To get the more high-level +get-or-create+ functionality make use of http://api.neo4j.org/{neo4j-version}/org/neo4j/graphdb/index/UniqueFactory.html[+UniqueFactory+] as seen in the example below.
Example code:
[snippet,java]
----
component=neo4j-examples
source=org/neo4j/examples/GetOrCreateTest.java
classifier=test-sources
tag=getOrCreate
----
=== Pessimistic locking ===
[IMPORTANT]
While this is a working solution, please consider using the preferred <<transactions-get-or-create>> instead.
By using explicit, pessimistic locking, unique creation of entities can be achieved in a multi-threaded environment.
It is most commonly done by locking on a single or a set of common nodes.

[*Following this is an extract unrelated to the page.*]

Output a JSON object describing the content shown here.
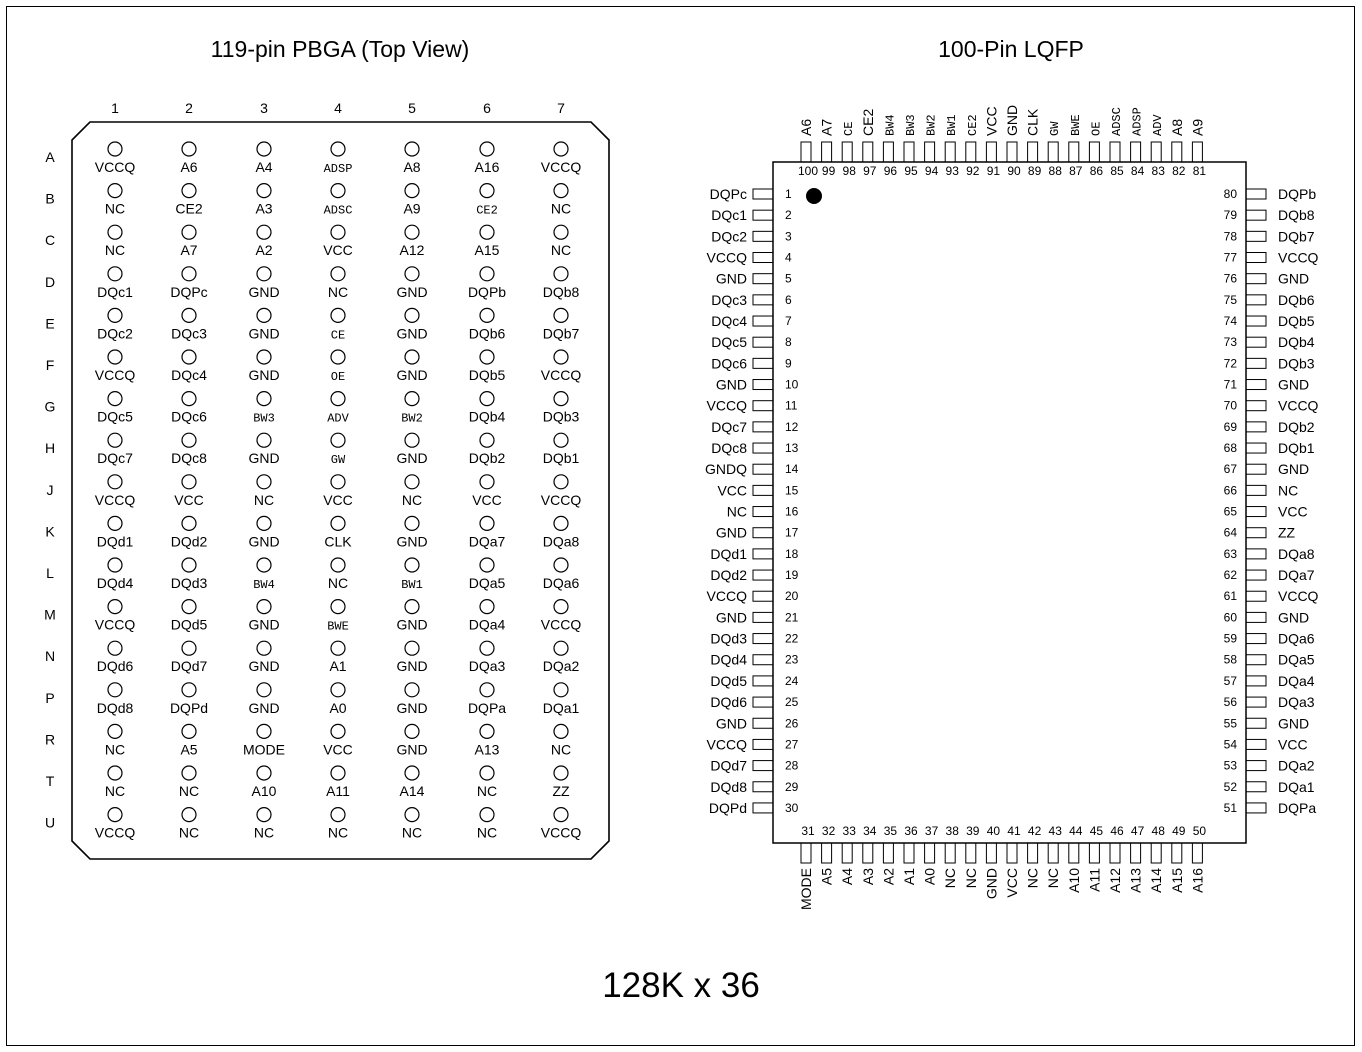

One might be tempted to use Java synchronization for this, but it is dangerous. By mixing locks in the Neo4j kernel
and in the Java runtime, it is easy to produce deadlocks that are not detectable by Neo4j. As long as all locking is
done by Neo4j, all deadlocks will be detected and avoided.
Also, a solution using manual synchronization doesn't ensure uniqueness in an HA environment.
Example code:
[snippet,java]
----
component=neo4j-examples
source=org/neo4j/examples/GetOrCreateTest.java
classifier=test-sources
tag=pessimisticLocking
----
[[transactions-events]]
== Transaction events ==
Transaction event handlers can be registered to receive Neo4j Transaction events.
Once it has been registered at a +GraphDatabaseService+ instance it will receive events about what has happened in each transaction which is about to be committed.
Handlers won't get notified about transactions which haven't performed any write operation or won't be committed (either if +Transaction#success()+ hasn't been called or the transaction has been marked as failed +Transaction#failure()+.
Right before a transaction is about to be committed the +beforeCommit+ method is called with the entire diff of modifications made in the transaction.
At this point the transaction is still running so changes can still be made. However there's no guarantee that other handlers will see such changes since the order in which handlers are executed is undefined.
This method can also throw an exception and will, in such a case, prevent the transaction from being committed (where a call to +afterRollback+ will follow).
If +beforeCommit+ is successfully executed the transaction will be committed and the +afterCommit+ method will be called with the same transaction data as well as the object returned from +beforeCommit+.
This assumes that all other handlers (if more were registered) also executed +beforeCommit+ successfully.